H. and I unwittingly took a quick, sentimental stroll down nostalgia lane yesterday--first visiting the old-school Yellow Submarine Sandwich shop in the Sunset on Irving, then driving through the Excelsior and Portola Valley neighborhoods--a time warp if there ever was one, where the 'old San Francisco of the 1970s and '80s is still apparent in the old-school storefronts, decidedly UN-gentro potholed streets, and working class residents--then finally, watching 'Milk', the Gus Van Sant-directed film about the late, great San Francisco gay supervisor of the same name.
H. and I both grew up in the Bay Area--a somewhat rare status in our particular circle of friends, and seemingly an increasingly rare status for people living in the Bay Area overall. Call it gentrification, call it 'progress', call it the result of larger social and economic forces pushing people in and out of certain cities, the Bay Area and San Francisco especially is definitely not what it was when we were growing up here in the 1970s. Some elements of it have not changed, that's for sure--it's still a progressive bubble, sheltered in many ways from the cruel cold conservative world outside the way our many microclimates seem to exist in isolation from each other. But many things have changed, and seeing so many reminders of the San Francisco of our childhood yesterday made me long for a simpler, less hectic and, yes, more beautiful City by the Bay. When....
...the I-Hotel and Manilatown were still around, Manongs played pool on Kearny Street and Mabuhay Gardens hosted punk shows a few blocks away on Broadway.
...public schools were still decent, and kids of all colors and income backgrounds learned together in schools that looked like the neighborhoods they were in.

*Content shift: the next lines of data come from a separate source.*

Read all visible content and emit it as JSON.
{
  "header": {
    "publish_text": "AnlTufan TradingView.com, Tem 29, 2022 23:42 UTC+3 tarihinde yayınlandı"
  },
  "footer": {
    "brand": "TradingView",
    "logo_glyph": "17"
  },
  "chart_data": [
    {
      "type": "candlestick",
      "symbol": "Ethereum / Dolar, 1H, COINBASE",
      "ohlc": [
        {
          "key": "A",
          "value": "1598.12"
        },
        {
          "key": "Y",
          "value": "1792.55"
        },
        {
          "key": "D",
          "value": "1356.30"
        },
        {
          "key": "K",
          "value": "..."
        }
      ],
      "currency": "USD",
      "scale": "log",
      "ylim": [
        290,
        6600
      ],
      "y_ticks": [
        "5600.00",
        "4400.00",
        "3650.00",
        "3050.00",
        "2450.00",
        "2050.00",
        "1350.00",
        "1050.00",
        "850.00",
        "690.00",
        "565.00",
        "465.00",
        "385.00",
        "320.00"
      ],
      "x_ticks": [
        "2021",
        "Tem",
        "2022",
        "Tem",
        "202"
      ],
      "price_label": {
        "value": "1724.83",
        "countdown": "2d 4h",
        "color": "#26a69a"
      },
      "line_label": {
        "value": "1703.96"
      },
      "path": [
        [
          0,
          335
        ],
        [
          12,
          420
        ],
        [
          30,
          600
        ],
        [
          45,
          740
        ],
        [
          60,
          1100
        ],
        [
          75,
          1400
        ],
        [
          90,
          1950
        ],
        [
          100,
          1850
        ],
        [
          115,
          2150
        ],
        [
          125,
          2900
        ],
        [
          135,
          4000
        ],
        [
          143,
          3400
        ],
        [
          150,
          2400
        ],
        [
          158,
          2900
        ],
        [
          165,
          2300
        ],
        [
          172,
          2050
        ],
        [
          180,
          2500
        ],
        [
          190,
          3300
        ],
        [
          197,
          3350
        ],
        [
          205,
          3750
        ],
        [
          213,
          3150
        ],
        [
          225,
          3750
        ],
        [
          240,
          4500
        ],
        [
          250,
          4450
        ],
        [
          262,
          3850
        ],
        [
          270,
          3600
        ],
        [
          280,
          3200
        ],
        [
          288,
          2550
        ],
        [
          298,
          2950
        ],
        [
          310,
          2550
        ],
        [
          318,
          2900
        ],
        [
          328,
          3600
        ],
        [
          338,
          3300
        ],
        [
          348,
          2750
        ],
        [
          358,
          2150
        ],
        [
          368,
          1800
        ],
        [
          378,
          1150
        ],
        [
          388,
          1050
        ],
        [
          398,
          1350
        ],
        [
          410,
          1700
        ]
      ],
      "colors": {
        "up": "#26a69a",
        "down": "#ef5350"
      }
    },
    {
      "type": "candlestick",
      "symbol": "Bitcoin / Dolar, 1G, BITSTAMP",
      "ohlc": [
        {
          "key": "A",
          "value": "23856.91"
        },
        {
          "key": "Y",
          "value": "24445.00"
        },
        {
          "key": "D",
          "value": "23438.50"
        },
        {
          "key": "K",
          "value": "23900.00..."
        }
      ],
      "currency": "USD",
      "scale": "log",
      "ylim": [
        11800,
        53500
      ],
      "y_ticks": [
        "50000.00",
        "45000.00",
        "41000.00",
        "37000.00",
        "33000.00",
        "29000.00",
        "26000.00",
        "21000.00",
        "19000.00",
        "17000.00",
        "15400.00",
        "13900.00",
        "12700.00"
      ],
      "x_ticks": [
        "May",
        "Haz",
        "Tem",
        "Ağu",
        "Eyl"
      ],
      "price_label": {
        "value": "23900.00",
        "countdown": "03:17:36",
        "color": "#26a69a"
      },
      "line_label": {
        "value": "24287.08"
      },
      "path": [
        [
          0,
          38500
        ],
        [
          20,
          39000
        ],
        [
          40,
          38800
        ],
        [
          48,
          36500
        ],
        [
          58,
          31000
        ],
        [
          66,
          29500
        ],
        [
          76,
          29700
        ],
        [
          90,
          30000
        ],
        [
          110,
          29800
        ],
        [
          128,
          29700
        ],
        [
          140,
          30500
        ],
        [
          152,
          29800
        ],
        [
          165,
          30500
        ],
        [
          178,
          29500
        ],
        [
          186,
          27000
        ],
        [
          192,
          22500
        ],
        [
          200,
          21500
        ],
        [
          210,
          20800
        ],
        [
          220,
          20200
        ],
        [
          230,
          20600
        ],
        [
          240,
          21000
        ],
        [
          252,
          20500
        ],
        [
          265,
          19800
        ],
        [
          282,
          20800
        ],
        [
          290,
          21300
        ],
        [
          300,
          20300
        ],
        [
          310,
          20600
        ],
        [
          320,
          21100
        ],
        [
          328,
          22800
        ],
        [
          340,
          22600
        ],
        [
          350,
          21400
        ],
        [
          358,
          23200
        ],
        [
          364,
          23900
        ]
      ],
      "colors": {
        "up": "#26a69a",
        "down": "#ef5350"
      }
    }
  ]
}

...sandwiches cost $1.50 and you could get a good meal for less than $3 (as evidenced by the old, hand-painted price sign at Yellow Submarine).

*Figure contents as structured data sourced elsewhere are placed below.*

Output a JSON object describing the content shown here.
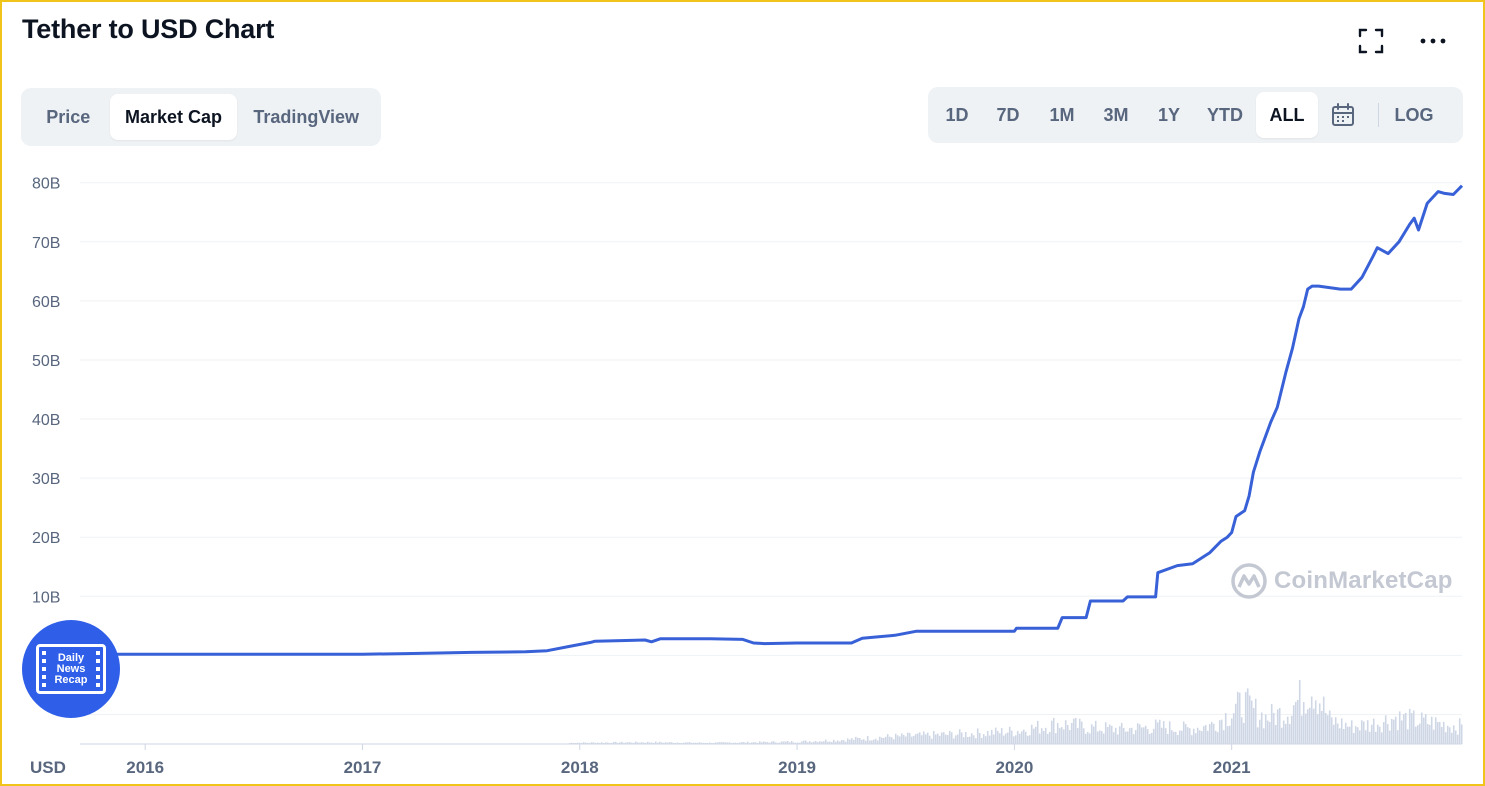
{
  "header": {
    "title": "Tether to USD Chart",
    "fullscreen_icon": "fullscreen-icon",
    "more_icon": "more-horizontal-icon"
  },
  "tabs": [
    {
      "label": "Price",
      "active": false
    },
    {
      "label": "Market Cap",
      "active": true
    },
    {
      "label": "TradingView",
      "active": false
    }
  ],
  "ranges": [
    {
      "label": "1D",
      "active": false
    },
    {
      "label": "7D",
      "active": false
    },
    {
      "label": "1M",
      "active": false
    },
    {
      "label": "3M",
      "active": false
    },
    {
      "label": "1Y",
      "active": false
    },
    {
      "label": "YTD",
      "active": false
    },
    {
      "label": "ALL",
      "active": true
    }
  ],
  "calendar_icon": "calendar-icon",
  "log_label": "LOG",
  "watermark": "CoinMarketCap",
  "logo_badge": {
    "text": "Daily News Recap",
    "icon": "film-icon"
  },
  "colors": {
    "line": "#3861d8",
    "volume": "#cfd6e4",
    "grid": "#eff2f5",
    "text": "#58667e",
    "frame": "#f0c419"
  },
  "chart_data": {
    "type": "line",
    "title": "Tether to USD Chart",
    "currency_label": "USD",
    "y_ticks": [
      "10B",
      "20B",
      "30B",
      "40B",
      "50B",
      "60B",
      "70B",
      "80B"
    ],
    "x_ticks": [
      "2016",
      "2017",
      "2018",
      "2019",
      "2020",
      "2021"
    ],
    "ylim": [
      -15,
      83
    ],
    "xlim": [
      2015.7,
      2022.06
    ],
    "grid": true,
    "series": [
      {
        "x": [
          2015.7,
          2016.0,
          2016.5,
          2017.0,
          2017.2,
          2017.5,
          2017.75,
          2017.85,
          2017.95,
          2018.05,
          2018.07,
          2018.3,
          2018.33,
          2018.37,
          2018.6,
          2018.75,
          2018.8,
          2018.85,
          2019.0,
          2019.25,
          2019.3,
          2019.45,
          2019.55,
          2019.7,
          2019.85,
          2020.0,
          2020.01,
          2020.15,
          2020.2,
          2020.22,
          2020.33,
          2020.35,
          2020.5,
          2020.52,
          2020.62,
          2020.65,
          2020.66,
          2020.75,
          2020.82,
          2020.9,
          2020.95,
          2020.98,
          2021.0,
          2021.02,
          2021.06,
          2021.08,
          2021.1,
          2021.13,
          2021.15,
          2021.18,
          2021.21,
          2021.25,
          2021.28,
          2021.31,
          2021.33,
          2021.35,
          2021.37,
          2021.4,
          2021.5,
          2021.55,
          2021.6,
          2021.65,
          2021.67,
          2021.72,
          2021.77,
          2021.82,
          2021.84,
          2021.86,
          2021.9,
          2021.95,
          2021.98,
          2022.02,
          2022.06
        ],
        "y": [
          0.2,
          0.2,
          0.2,
          0.2,
          0.3,
          0.5,
          0.6,
          0.8,
          1.5,
          2.2,
          2.4,
          2.6,
          2.3,
          2.8,
          2.8,
          2.7,
          2.1,
          2.0,
          2.1,
          2.1,
          2.9,
          3.4,
          4.1,
          4.1,
          4.1,
          4.1,
          4.6,
          4.6,
          4.6,
          6.4,
          6.4,
          9.2,
          9.2,
          9.9,
          9.9,
          9.9,
          14.0,
          15.2,
          15.5,
          17.4,
          19.3,
          20.0,
          20.8,
          23.5,
          24.5,
          27.0,
          31.0,
          34.5,
          36.5,
          39.5,
          42.0,
          48.0,
          52.0,
          57.0,
          59.0,
          62.0,
          62.5,
          62.5,
          62.0,
          62.0,
          64.0,
          67.5,
          69.0,
          68.0,
          70.0,
          73.0,
          74.0,
          72.0,
          76.5,
          78.5,
          78.2,
          78.0,
          79.5
        ]
      }
    ],
    "volume": [
      {
        "x": 2017.95,
        "v": 0.02
      },
      {
        "x": 2018.3,
        "v": 0.03
      },
      {
        "x": 2018.6,
        "v": 0.02
      },
      {
        "x": 2019.0,
        "v": 0.04
      },
      {
        "x": 2019.2,
        "v": 0.07
      },
      {
        "x": 2019.4,
        "v": 0.12
      },
      {
        "x": 2019.6,
        "v": 0.15
      },
      {
        "x": 2019.8,
        "v": 0.18
      },
      {
        "x": 2020.0,
        "v": 0.22
      },
      {
        "x": 2020.2,
        "v": 0.35
      },
      {
        "x": 2020.35,
        "v": 0.28
      },
      {
        "x": 2020.5,
        "v": 0.25
      },
      {
        "x": 2020.65,
        "v": 0.3
      },
      {
        "x": 2020.8,
        "v": 0.26
      },
      {
        "x": 2020.9,
        "v": 0.32
      },
      {
        "x": 2021.0,
        "v": 0.55
      },
      {
        "x": 2021.05,
        "v": 0.7
      },
      {
        "x": 2021.15,
        "v": 0.45
      },
      {
        "x": 2021.25,
        "v": 0.55
      },
      {
        "x": 2021.33,
        "v": 0.85
      },
      {
        "x": 2021.37,
        "v": 1.0
      },
      {
        "x": 2021.45,
        "v": 0.4
      },
      {
        "x": 2021.55,
        "v": 0.3
      },
      {
        "x": 2021.65,
        "v": 0.35
      },
      {
        "x": 2021.75,
        "v": 0.45
      },
      {
        "x": 2021.85,
        "v": 0.4
      },
      {
        "x": 2021.95,
        "v": 0.35
      },
      {
        "x": 2022.05,
        "v": 0.3
      }
    ]
  }
}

...the Fillmore hadn't been 'redeveloped' yet, and Black people could still call it their neighborhood, instead of being subjected to newbie rich white folks moving in and calling it the 'new Fillmore' or 'lower Pacific Heights'.
...places like Art's Soul Food, a Southern food joint run by Filipinos near the Castro, were still around and thriving.

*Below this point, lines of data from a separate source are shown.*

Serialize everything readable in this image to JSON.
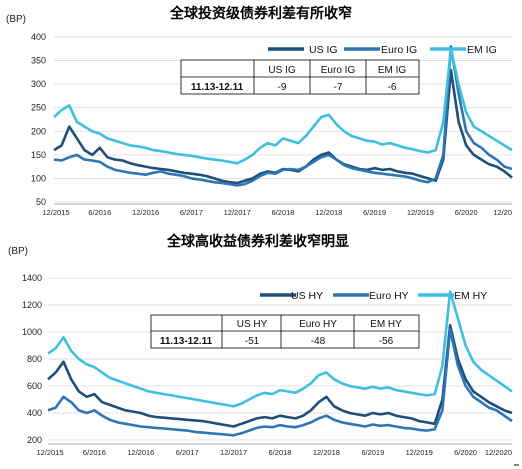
{
  "chart_data": [
    {
      "type": "line",
      "title": "全球投资级债券利差有所收窄",
      "ylabel": "(BP)",
      "ylim": [
        50,
        400
      ],
      "yticks": [
        "50",
        "100",
        "150",
        "200",
        "250",
        "300",
        "350",
        "400"
      ],
      "xlim": [
        "2015-12",
        "2020-12"
      ],
      "xticks": [
        "12/2015",
        "6/2016",
        "12/2016",
        "6/2017",
        "12/2017",
        "6/2018",
        "12/2018",
        "6/2019",
        "12/2019",
        "6/2020",
        "12/20"
      ],
      "grid": "horizontal",
      "legend": "top-right",
      "x": [
        "2015-12",
        "2016-01",
        "2016-02",
        "2016-03",
        "2016-04",
        "2016-05",
        "2016-06",
        "2016-07",
        "2016-08",
        "2016-09",
        "2016-10",
        "2016-11",
        "2016-12",
        "2017-01",
        "2017-02",
        "2017-03",
        "2017-04",
        "2017-05",
        "2017-06",
        "2017-07",
        "2017-08",
        "2017-09",
        "2017-10",
        "2017-11",
        "2017-12",
        "2018-01",
        "2018-02",
        "2018-03",
        "2018-04",
        "2018-05",
        "2018-06",
        "2018-07",
        "2018-08",
        "2018-09",
        "2018-10",
        "2018-11",
        "2018-12",
        "2019-01",
        "2019-02",
        "2019-03",
        "2019-04",
        "2019-05",
        "2019-06",
        "2019-07",
        "2019-08",
        "2019-09",
        "2019-10",
        "2019-11",
        "2019-12",
        "2020-01",
        "2020-02",
        "2020-03",
        "2020-04",
        "2020-05",
        "2020-06",
        "2020-07",
        "2020-08",
        "2020-09",
        "2020-10",
        "2020-11",
        "2020-12"
      ],
      "series": [
        {
          "name": "US IG",
          "color": "#1f4e79",
          "values": [
            160,
            170,
            210,
            185,
            160,
            150,
            165,
            145,
            140,
            138,
            132,
            128,
            125,
            122,
            120,
            118,
            115,
            112,
            110,
            108,
            105,
            100,
            95,
            92,
            90,
            95,
            100,
            110,
            115,
            112,
            120,
            118,
            115,
            125,
            140,
            150,
            155,
            140,
            130,
            125,
            120,
            118,
            122,
            118,
            120,
            115,
            112,
            110,
            105,
            100,
            95,
            140,
            330,
            220,
            170,
            150,
            140,
            130,
            125,
            115,
            102
          ]
        },
        {
          "name": "Euro IG",
          "color": "#2e75b6",
          "values": [
            140,
            138,
            145,
            150,
            140,
            138,
            135,
            125,
            118,
            115,
            112,
            110,
            108,
            112,
            115,
            110,
            108,
            105,
            100,
            98,
            95,
            92,
            90,
            88,
            85,
            88,
            95,
            105,
            112,
            110,
            118,
            120,
            118,
            125,
            135,
            145,
            150,
            140,
            128,
            122,
            118,
            115,
            112,
            110,
            108,
            106,
            104,
            100,
            95,
            92,
            100,
            150,
            380,
            280,
            200,
            175,
            165,
            150,
            140,
            125,
            120
          ]
        },
        {
          "name": "EM IG",
          "color": "#3fbfe0",
          "values": [
            230,
            245,
            255,
            220,
            210,
            200,
            195,
            185,
            180,
            175,
            170,
            168,
            165,
            160,
            158,
            155,
            152,
            150,
            148,
            145,
            142,
            140,
            138,
            135,
            132,
            140,
            150,
            165,
            175,
            170,
            185,
            180,
            175,
            190,
            210,
            230,
            235,
            215,
            200,
            190,
            185,
            180,
            178,
            172,
            175,
            170,
            165,
            162,
            158,
            155,
            160,
            220,
            375,
            300,
            240,
            210,
            200,
            190,
            180,
            170,
            160
          ]
        }
      ],
      "table": {
        "headers": [
          "",
          "US IG",
          "Euro IG",
          "EM IG"
        ],
        "row": [
          "11.13-12.11",
          "-9",
          "-7",
          "-6"
        ]
      }
    },
    {
      "type": "line",
      "title": "全球高收益债券利差收窄明显",
      "ylabel": "(BP)",
      "ylim": [
        200,
        1400
      ],
      "yticks": [
        "200",
        "400",
        "600",
        "800",
        "1000",
        "1200",
        "1400"
      ],
      "xlim": [
        "2015-12",
        "2020-12"
      ],
      "xticks": [
        "12/2015",
        "6/2016",
        "12/2016",
        "6/2017",
        "12/2017",
        "6/2018",
        "12/2018",
        "6/2019",
        "12/2019",
        "6/2020",
        "12/2020"
      ],
      "grid": "horizontal",
      "legend": "top-right",
      "x": [
        "2015-12",
        "2016-01",
        "2016-02",
        "2016-03",
        "2016-04",
        "2016-05",
        "2016-06",
        "2016-07",
        "2016-08",
        "2016-09",
        "2016-10",
        "2016-11",
        "2016-12",
        "2017-01",
        "2017-02",
        "2017-03",
        "2017-04",
        "2017-05",
        "2017-06",
        "2017-07",
        "2017-08",
        "2017-09",
        "2017-10",
        "2017-11",
        "2017-12",
        "2018-01",
        "2018-02",
        "2018-03",
        "2018-04",
        "2018-05",
        "2018-06",
        "2018-07",
        "2018-08",
        "2018-09",
        "2018-10",
        "2018-11",
        "2018-12",
        "2019-01",
        "2019-02",
        "2019-03",
        "2019-04",
        "2019-05",
        "2019-06",
        "2019-07",
        "2019-08",
        "2019-09",
        "2019-10",
        "2019-11",
        "2019-12",
        "2020-01",
        "2020-02",
        "2020-03",
        "2020-04",
        "2020-05",
        "2020-06",
        "2020-07",
        "2020-08",
        "2020-09",
        "2020-10",
        "2020-11",
        "2020-12"
      ],
      "series": [
        {
          "name": "US HY",
          "color": "#1f4e79",
          "values": [
            650,
            700,
            780,
            650,
            560,
            520,
            540,
            480,
            460,
            440,
            420,
            410,
            400,
            380,
            370,
            365,
            360,
            355,
            350,
            345,
            340,
            330,
            320,
            310,
            300,
            320,
            340,
            360,
            370,
            360,
            380,
            370,
            360,
            380,
            420,
            480,
            520,
            450,
            420,
            400,
            390,
            380,
            400,
            390,
            400,
            380,
            370,
            360,
            340,
            330,
            320,
            500,
            1050,
            800,
            650,
            560,
            520,
            480,
            450,
            420,
            400
          ]
        },
        {
          "name": "Euro HY",
          "color": "#2e75b6",
          "values": [
            420,
            440,
            520,
            480,
            420,
            400,
            420,
            380,
            350,
            330,
            320,
            310,
            300,
            295,
            290,
            285,
            280,
            275,
            270,
            260,
            255,
            250,
            245,
            240,
            235,
            250,
            270,
            290,
            300,
            295,
            310,
            300,
            295,
            310,
            330,
            360,
            380,
            350,
            330,
            320,
            310,
            300,
            315,
            305,
            310,
            300,
            290,
            285,
            275,
            270,
            280,
            420,
            1020,
            750,
            600,
            520,
            480,
            440,
            420,
            380,
            340
          ]
        },
        {
          "name": "EM HY",
          "color": "#3fbfe0",
          "values": [
            840,
            880,
            960,
            860,
            800,
            760,
            740,
            700,
            660,
            640,
            620,
            600,
            580,
            560,
            550,
            540,
            530,
            520,
            510,
            500,
            490,
            480,
            470,
            460,
            450,
            470,
            500,
            530,
            550,
            540,
            570,
            560,
            550,
            580,
            620,
            680,
            700,
            650,
            620,
            600,
            590,
            580,
            595,
            580,
            590,
            570,
            560,
            550,
            540,
            530,
            540,
            750,
            1300,
            1100,
            900,
            780,
            720,
            680,
            640,
            600,
            560
          ]
        }
      ],
      "table": {
        "headers": [
          "",
          "US HY",
          "Euro HY",
          "EM HY"
        ],
        "row": [
          "11.13-12.11",
          "-51",
          "-48",
          "-56"
        ]
      }
    }
  ]
}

...you could walk around town or take the bus as a little kid and not be afraid, or be tailed by a security guard who thinks you're going to steal something.
...blue collar, working class folks of color could actually afford to rent OR own in the City, and didn't have to leave the neighborhoods they or their kids had grown up in to make room for arrogant, know-nothing white kids from the suburbs who just want to party.
...Candlestick didn't have an odious corporate name (which I refuse to even acknowledge here, it'll always be Candlestick for true Bay Area folks).
Yes, I know I'm romanticizing the era, and I never experienced some of the things I listed above (I was way too young to go to the Mabuhay Gardens, for example), and maybe this nostalgia stems from the bittersweet feeling the winter holidays always gives me, but I can't help but long for a time when the City looked more like the people who actually made it great, instead of a playground for people who have a selective memory about its history, and a money-machine for those whose main goal is life is the accumulation of wealth. San Francisco, as the Harvey Milk film reminded me, was made great by the grittiness, soul, hard work and loving sacrifice of an at times painfully diverse resident population, the awesome mix of which contributed to the City's once-thriving and amazing arts and political scenes. Of course, the City is still a cool place in many ways, but a much more homogenized and segregated place and fearful place.
I wonder if we couldn't all do well to look back into the past of our respective cities and learn a few lessons from it. Or at the very least, fondly remember a time when some things were just a little sweeter.